A Comissão de Segurança Pública (CSP) do Senado aprovou, em 7 de julho, projeto que coloca partidos políticos e suas fundações entre os obrigados da Lei de Lavagem de Dinheiro, ao lado de bancos e joalherias.

Pela proposta, as siglas passariam a ter deveres de compliance financeiro semelhantes aos impostos ao setor bancário. Teriam de se cadastrar no Conselho de Controle de Atividades Financeiras (Coaf), manter controles internos de monitoramento e comunicar ao órgão as operações que apresentem indícios de lavagem. Hoje os partidos estão fora desse rol, submetidos sobretudo às regras de prestação de contas eleitoral.

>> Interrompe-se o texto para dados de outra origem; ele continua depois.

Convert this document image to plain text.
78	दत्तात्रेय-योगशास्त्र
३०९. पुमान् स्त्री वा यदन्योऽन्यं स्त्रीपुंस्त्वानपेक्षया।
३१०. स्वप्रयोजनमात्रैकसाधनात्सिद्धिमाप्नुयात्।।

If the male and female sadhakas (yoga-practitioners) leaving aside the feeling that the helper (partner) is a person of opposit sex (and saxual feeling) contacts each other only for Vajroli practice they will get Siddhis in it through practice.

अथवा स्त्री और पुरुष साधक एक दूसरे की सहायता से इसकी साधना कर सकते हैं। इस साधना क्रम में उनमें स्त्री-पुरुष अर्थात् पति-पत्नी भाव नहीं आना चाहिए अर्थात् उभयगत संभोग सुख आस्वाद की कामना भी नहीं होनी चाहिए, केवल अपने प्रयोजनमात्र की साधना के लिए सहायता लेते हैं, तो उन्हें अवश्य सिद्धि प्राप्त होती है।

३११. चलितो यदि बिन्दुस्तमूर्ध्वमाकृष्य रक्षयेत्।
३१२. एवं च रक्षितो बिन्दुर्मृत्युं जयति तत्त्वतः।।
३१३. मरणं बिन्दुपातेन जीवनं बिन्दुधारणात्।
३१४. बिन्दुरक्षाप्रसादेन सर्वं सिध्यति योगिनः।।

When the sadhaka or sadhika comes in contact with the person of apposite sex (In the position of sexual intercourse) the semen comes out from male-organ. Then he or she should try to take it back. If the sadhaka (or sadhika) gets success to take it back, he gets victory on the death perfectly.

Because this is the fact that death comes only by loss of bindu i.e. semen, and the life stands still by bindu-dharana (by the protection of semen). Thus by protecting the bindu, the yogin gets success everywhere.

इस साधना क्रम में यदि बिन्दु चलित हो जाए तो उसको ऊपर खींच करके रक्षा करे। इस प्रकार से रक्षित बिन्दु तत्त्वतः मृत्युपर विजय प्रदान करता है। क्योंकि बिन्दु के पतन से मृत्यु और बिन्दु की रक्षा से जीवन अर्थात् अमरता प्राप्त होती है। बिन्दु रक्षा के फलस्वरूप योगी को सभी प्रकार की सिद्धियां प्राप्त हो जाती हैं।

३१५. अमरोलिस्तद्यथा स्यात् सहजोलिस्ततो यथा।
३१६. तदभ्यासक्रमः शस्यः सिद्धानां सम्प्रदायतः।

Responsabilização depende de benefício comprovado de recursos ilícitos

O texto prevê responsabilização das agremiações quando ficar comprovado que se beneficiaram de recursos de origem ilícita. A lógica acompanha a da Lei de Lavagem de Dinheiro, que já sujeita as pessoas obrigadas a deveres de identificação de clientes, registro de operações e comunicação de atividades atípicas — mecanismos até aqui estranhos ao cotidiano das legendas.

De autoria do senador Alessandro Vieira, com relatoria da senadora Ivete da Silveira, o PL 4.636/2020 tramitou em caráter terminativo na CSP. Isso significa que a comissão decide em nome do plenário: caso não haja recurso de senadores para levar a matéria ao Plenário do Senado, o projeto segue diretamente para a Câmara dos Deputados.

O que muda para quem assessora partidos e campanhas

Se confirmada na Câmara, a mudança estende o alcance do direito penal econômico sobre a atividade partidária em ano eleitoral e cria demanda direta por estruturas de compliance dentro das legendas. Escritórios com atuação em direito eleitoral, penal econômico e compliance passariam a desenhar políticas de conhecimento de doadores, trilhas de auditoria de repasses e rotinas de comunicação ao Coaf — hoje restritas a bancos e a outros setores regulados.